I
Don Trinidad de Aguirre ha muerto.
Esta noticia acaso no sorprenda a mis lectores, porque los lectores ya no se sorprenden de nada; pero debía sorprenderles.
Debía sorprenderles por varias razones. En primer lugar, porque
ninguno de ellos habrá conocido al difunto, cuando todavía no era
difunto. En segundo lugar, porque el suceso ha venido sobre todos
nosotros con la rapidez del rayo, sin preparación de ningún género, sin
un mal aviso de los periódicos, sin una papeleta de defunción siquiera:
se nos dice que don Trinidad ha muerto, y no sabíamos que este don
Trinidad existiese. Y en tercer lugar, porque la muerte de este señor ha
sido de todo punto injustificada.
Con las entradas en y salidas de este mundo de
lágrimas, sucede como con las entradas y salidas de los dramas: las hay
que están más o menos justificadas, y las hay que no están justificadas
de ninguna manera.
El mutis, digámoslo así, de don Trinidad, ha sido, pues, inesperado e injustificado.

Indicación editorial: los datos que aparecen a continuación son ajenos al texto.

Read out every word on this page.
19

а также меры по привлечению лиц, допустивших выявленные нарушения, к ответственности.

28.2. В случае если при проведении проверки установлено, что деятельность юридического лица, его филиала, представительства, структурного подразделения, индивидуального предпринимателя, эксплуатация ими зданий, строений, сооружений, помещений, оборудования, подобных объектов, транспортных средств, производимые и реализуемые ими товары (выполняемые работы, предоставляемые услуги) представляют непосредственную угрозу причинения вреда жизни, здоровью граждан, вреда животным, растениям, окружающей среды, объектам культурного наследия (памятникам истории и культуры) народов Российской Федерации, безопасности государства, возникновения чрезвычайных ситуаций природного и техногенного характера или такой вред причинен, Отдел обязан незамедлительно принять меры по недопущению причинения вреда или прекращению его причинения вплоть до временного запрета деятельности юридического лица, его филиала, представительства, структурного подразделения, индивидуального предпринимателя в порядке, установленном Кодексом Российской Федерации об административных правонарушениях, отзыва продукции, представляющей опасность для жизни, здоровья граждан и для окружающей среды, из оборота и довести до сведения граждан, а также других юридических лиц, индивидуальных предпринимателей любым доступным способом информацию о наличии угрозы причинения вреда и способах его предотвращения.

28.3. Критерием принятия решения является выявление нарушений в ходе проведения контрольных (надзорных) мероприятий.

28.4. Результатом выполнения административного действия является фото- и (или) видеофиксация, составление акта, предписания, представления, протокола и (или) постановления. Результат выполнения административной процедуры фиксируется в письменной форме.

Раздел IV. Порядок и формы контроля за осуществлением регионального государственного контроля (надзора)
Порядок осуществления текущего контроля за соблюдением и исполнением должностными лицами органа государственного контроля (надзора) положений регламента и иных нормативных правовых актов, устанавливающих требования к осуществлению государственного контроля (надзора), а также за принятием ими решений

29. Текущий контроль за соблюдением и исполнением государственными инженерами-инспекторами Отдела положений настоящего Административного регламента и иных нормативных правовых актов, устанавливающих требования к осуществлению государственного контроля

Don Trinidad era joven, era rico, tenía figura simpática, talento
natural, mucha ilustración, estaba para casarse con una chica preciosa
y, sobre todo, gozó de una salud perfecta, hasta el momento de morirse,
que esto no le sucede a todo el mundo.
¿Hay alguien que en estas condiciones se muera? Yo creo que no.
Pues, sin embargo, don Trinidad de Aguirre ha muerto.
Hace dos años viajó por Alemania; allá se estuvo unos meses y volvió
del viaje como se fué: tan joven, tan rico, tan simpático, tan alegre y
tan sano.
Pero en el mes de Noviembre del 96 tuvo un pequeño ataque a la vista.
Poca cosa, casi nada, enfermedad que no lo era, y que no tenía de serio más que el nombre, que no sé cuál fuese.